University of Pretoria introduces a new generation of health professionals in South Africa

Posted on December 12, 2011

As the Health Services in South Africa is currently struggling to deal with an enormous burden of disease and is in dire need of more professional health care workers, the introduction of the Clinical Associates in various health districts, mostly in rural areas, will ease the burden and improve on the services provided by the health care system.

The training of the clinical associates was coordinated by the Department of Family Medicine in the School of Medicine, which is also responsible for the training of medical doctors and specialists. The students who have completed the BCMP degree will register as clinical associates with the Health Professions Council of South Africa (HPCSA). Clinical associates are a new category of health care workers who will work alongside doctors and will be supervised by them.

For the BCMP three-year programme, the students were recruited from disadvantaged rural areas from Mpumalanga, Gauteng and KwaZulu-Natal. The students had to meet the provincial requirements for full funding, and their study fees were paid in full as soon as they commenced the programme. The BCMP students from the University of Pretoria have received extensive training in various district hospitals in Mpumalanga, Free State and Gauteng provinces.

The significance of this graduate class is that the clinical associates will be filling the gap that has been caused by the shortage of doctors in district hospitals. The South Africa Military Health Service (SAMHS) will also benefit by using clinical associates to help strengthen their medical teams.

The Dean of the Faculty of Health Sciences at the University of Pretoria, Professor Eric Buch, said the declaration made by the students should form the basis and the benchmark of their practices in a professional career.
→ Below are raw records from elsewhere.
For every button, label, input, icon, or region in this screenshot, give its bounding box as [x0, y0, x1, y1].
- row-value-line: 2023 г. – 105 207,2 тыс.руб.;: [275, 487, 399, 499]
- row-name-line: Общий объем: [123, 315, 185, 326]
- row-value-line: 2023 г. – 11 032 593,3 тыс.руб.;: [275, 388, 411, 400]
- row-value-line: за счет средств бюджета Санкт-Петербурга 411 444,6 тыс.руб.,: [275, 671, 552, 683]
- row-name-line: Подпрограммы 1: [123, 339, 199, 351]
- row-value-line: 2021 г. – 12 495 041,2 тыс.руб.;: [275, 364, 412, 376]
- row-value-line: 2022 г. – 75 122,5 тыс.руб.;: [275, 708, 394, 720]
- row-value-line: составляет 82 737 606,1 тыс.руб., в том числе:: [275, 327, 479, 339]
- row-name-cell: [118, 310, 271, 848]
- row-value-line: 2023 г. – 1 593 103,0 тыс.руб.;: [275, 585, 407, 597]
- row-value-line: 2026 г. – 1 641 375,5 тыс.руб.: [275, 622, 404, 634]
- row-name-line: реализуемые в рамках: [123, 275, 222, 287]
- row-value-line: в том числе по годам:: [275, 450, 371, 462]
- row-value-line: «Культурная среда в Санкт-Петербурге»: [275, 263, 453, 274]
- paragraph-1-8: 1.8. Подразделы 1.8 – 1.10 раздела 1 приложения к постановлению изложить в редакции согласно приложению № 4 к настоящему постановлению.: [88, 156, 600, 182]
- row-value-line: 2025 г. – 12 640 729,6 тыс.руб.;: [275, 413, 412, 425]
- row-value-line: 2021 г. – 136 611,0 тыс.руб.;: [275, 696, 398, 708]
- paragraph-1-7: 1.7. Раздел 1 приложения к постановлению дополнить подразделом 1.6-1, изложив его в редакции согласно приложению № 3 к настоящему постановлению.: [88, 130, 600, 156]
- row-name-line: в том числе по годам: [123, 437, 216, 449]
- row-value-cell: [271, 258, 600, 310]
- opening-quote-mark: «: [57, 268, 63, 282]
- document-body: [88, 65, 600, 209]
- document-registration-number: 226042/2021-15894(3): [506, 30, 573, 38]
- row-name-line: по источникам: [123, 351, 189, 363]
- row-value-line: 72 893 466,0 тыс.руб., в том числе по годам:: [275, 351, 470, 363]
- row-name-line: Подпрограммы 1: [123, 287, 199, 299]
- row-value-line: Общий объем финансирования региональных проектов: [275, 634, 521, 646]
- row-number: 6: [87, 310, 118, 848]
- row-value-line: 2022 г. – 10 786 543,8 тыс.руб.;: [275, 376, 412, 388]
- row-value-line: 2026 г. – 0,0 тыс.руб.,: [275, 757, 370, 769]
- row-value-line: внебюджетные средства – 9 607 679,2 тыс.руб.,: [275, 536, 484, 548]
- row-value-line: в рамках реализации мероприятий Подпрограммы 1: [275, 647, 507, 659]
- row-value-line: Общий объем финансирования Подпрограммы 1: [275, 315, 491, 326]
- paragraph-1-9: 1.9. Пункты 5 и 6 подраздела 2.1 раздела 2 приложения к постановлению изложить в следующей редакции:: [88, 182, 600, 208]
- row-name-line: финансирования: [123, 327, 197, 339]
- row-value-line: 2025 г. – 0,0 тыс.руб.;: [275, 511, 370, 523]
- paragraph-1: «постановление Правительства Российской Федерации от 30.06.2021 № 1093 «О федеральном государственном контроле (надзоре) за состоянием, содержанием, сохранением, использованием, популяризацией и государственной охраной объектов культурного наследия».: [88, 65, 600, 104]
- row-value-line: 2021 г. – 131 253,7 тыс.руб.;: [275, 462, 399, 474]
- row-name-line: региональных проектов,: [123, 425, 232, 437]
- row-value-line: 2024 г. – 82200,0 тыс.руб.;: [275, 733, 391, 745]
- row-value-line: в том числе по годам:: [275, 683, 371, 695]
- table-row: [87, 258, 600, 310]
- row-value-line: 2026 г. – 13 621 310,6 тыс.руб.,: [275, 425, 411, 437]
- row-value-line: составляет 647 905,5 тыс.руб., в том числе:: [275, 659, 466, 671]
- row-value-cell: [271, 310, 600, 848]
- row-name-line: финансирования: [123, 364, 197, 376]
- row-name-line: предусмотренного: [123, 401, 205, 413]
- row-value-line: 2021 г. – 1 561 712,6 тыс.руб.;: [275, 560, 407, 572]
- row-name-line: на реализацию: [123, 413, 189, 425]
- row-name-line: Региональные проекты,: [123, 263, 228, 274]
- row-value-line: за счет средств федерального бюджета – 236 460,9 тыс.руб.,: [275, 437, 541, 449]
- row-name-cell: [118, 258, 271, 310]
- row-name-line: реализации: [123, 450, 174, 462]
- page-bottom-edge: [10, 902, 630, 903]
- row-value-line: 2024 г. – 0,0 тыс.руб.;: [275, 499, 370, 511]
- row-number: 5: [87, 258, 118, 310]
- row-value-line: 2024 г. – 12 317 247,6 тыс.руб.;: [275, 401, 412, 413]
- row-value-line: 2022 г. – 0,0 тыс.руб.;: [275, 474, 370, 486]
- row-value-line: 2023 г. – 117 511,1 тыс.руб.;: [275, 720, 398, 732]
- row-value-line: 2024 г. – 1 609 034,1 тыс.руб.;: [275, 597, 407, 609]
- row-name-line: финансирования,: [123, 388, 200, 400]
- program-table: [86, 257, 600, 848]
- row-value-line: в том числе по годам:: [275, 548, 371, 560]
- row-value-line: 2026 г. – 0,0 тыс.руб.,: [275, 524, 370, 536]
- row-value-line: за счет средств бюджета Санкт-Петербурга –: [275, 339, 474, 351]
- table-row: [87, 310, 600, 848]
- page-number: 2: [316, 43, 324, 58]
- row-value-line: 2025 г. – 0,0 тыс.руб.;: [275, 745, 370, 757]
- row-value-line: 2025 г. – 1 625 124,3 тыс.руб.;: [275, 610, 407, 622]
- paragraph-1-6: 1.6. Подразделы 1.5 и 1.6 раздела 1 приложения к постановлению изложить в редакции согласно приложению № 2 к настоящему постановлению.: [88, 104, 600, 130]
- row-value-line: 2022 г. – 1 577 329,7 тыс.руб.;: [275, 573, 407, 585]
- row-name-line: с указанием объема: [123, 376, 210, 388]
He urged the graduates to uphold the standards of a professional.

“As the first graduates of the University of Pretoria and the second in the whole country, the future of this profession will be determined by the excellence with which you practice and the standards which you set. The values which you profess is going to be the foundation and the benchmark of how people see your profession going into the future”, said Prof Buch.

Gauteng MEC for Health and Social Development Ntombi Mekgwe said the newly graduated Clinical Associates are expected to improve the health outcomes as outlined in the negotiated Service Delivery Agreements signed by the Minister of Health and the President of South Africa. The clinical associate will meet the following outcomes of the Service Delivery Agreements:

i) Increasing life expectancy

ii) Reduce maternal infant and child mortality

iii) Combatting HIV/AIDS and TB

iv) Strengthening the health system effectiveness

“As newcomers within the health care system, you will be joining us in addressing the outputs and to address the Millennium Development Growth. You come at the most exciting time in the South African health care system, where we will focus on the re-engineering of primary health care and the health system toward prevention and promotion of health”, said MEC Mekgoe.

The University of Pretoria is proud to have been a pioneer in the training of clinical associates in South Africa in a programme that meets international best practice. The University is also appreciative of the support it has received from the national and provincial health departments and from SAMHS, who also seconded some instructors to assist with the training.

We are also especially appreciative of the exemplary contribution made by a wide range of staff at the University and the staff of the hospitals where the clinical associates did their practical training.

Dean of the Faculty of Health Sciences, Prof Eric Buch address the graduates and the delegates at the Declaration Ceremony.

Brigadier-General, Snowy Moremi, from the South African Military Services congratulates Ms Ntswaki Kgosimere, who has completed her three year degree in Bachelor of Clinical Medical Practice. 

The first class of 2011 Bachelor of Clinical Medical Practice, at the University of Pretoria.